Using software is, in a number of cases, possible to even equalize the output from a average lens to that of a good, or even, state of the art one. There are plugins that can convincingly add microcontrast which lesser lenses lack, and the finalized picture will be practically equally effective, in normal viewing media. Even depth of field and "bokeh" can be manipulated and, if one is careful, results can range from satisfactory to awesome. It's a decision between spending a lot of money vs spending some more time processing images.
And let's be somewhat unashamed regarding this: have a look at DxOMark lens measurements and comparisons. A difference in a couple of "effective Mp" (whatever they mean by that) between two lenses, is easily matched by better technique and the aid of modest post processing manipulations.
Software upgrades are not limited to computers; camera firmware updates are critical too. It's very well known that the exact same sensor may produce significantly better results in a different camera system. An example of this is Nikon managing to squeeze better results from Sony sensors than Sony itself. Part of this is down to better designed hardware pipelines, but software code plays a major role. Several times we've witnessed major progress in IQ by having better processing. Until recently one had to purchase the next body upgrade to obtain it. But this is bound to change, I believe.
An example of the critical nature of software can be seen with the Lytro field camera. Lytro is, for the time being, something of an oddity in the photographic world, but my guess is it illustrates the path photographic technology will evolve. There are also other, more conservative examples like the new NX1 camera from Samsung.

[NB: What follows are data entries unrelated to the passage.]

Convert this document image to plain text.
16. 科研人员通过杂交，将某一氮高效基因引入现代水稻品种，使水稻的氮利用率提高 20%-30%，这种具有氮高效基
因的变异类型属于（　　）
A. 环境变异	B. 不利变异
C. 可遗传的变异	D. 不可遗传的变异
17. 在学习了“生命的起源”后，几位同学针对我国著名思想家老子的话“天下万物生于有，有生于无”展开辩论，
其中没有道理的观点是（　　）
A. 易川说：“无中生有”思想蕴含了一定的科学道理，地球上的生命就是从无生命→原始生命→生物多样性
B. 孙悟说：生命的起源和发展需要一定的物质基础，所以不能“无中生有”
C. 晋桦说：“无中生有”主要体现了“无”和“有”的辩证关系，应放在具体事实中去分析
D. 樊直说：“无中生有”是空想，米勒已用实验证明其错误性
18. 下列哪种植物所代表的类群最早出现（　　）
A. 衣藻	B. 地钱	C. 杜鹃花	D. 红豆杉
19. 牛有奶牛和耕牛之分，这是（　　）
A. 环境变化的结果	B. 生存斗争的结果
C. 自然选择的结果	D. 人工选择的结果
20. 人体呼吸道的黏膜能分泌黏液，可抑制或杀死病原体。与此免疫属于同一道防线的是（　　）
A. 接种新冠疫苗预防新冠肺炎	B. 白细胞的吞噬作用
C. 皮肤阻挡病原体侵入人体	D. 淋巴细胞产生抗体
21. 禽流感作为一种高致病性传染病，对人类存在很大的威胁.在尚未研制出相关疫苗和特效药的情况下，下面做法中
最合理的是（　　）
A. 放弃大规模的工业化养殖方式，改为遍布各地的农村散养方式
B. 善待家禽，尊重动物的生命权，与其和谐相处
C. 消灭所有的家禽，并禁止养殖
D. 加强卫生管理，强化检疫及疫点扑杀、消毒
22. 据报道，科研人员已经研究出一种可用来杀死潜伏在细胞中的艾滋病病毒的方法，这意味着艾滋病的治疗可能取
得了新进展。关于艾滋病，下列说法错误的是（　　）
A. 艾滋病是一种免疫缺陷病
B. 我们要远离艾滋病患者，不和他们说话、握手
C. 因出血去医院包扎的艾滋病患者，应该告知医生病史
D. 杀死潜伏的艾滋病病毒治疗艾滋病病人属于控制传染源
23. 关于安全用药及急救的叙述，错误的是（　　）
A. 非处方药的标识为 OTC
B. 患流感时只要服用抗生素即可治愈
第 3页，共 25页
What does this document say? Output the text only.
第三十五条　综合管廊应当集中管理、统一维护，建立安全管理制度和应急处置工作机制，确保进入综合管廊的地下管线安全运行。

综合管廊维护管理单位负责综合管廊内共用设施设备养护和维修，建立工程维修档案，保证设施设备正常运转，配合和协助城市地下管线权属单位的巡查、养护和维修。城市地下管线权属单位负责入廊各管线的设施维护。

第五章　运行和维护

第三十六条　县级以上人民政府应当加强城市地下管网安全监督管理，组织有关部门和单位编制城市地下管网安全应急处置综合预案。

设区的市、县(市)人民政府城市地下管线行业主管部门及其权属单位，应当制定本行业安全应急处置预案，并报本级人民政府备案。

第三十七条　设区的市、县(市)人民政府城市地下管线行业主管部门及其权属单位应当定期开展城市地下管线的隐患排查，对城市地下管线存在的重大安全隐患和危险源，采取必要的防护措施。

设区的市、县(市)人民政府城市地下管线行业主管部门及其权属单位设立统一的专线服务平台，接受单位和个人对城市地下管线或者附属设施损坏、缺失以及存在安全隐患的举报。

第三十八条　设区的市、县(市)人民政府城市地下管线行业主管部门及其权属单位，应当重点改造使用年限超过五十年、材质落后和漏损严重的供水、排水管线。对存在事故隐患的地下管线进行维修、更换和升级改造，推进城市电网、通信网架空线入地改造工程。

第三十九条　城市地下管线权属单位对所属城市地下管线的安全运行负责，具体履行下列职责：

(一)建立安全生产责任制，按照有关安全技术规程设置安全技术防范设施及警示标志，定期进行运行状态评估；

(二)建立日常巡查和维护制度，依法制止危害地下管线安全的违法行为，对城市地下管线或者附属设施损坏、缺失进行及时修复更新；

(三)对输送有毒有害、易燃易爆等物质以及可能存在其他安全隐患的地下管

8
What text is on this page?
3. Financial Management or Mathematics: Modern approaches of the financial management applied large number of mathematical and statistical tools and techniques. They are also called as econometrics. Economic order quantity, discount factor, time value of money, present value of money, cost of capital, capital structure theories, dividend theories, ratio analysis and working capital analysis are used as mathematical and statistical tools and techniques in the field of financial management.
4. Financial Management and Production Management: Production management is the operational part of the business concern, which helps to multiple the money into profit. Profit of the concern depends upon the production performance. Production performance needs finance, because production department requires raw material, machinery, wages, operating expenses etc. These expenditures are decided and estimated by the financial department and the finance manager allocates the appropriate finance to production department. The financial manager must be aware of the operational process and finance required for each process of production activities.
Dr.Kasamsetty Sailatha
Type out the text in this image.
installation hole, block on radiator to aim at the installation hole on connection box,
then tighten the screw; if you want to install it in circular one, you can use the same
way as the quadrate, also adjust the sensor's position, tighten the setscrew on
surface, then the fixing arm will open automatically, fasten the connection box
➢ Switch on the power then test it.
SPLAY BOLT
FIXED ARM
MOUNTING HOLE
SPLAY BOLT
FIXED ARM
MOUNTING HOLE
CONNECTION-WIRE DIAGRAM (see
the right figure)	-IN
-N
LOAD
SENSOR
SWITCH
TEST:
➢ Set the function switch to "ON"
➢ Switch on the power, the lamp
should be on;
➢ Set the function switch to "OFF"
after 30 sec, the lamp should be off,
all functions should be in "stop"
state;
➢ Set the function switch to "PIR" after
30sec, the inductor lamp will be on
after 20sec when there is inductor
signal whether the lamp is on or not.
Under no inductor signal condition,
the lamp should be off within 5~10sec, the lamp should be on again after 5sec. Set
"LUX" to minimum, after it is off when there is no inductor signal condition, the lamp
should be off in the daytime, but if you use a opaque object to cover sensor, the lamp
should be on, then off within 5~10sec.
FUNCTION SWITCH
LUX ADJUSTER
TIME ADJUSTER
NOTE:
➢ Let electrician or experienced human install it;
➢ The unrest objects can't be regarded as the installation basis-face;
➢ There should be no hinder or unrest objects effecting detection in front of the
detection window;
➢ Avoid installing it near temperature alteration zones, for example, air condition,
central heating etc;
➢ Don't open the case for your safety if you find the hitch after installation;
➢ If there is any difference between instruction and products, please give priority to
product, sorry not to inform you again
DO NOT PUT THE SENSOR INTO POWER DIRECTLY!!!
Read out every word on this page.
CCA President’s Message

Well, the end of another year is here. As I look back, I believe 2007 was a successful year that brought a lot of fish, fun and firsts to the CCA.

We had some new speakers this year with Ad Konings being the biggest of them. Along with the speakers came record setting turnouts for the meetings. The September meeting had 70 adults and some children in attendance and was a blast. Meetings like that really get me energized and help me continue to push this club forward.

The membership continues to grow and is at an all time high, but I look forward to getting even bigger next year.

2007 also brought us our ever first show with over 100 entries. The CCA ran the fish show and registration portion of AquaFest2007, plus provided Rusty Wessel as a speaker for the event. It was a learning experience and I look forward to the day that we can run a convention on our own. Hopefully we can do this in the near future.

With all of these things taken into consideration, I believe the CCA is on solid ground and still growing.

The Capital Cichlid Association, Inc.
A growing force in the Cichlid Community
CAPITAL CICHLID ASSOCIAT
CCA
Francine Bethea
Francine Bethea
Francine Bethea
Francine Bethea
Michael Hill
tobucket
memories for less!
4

This is from a Samsung interview with Imaging Resource, following presentation of the NX1:
What we have here is, in effect, the ability to "re-program" the image processor at a deep level, introducing processing methodologies not available in the first place. This can significantly expand actual hardware upgrade cycles and can also represent a protection of investment in hardware.
Taking advantage of all the factors referenced in this article, I'm convinced one can see considerable improvements in ones work, without having to worry about investing in the absolute latest camera body or lens. Something to have in mind, when the next G.A.S. attack strikes.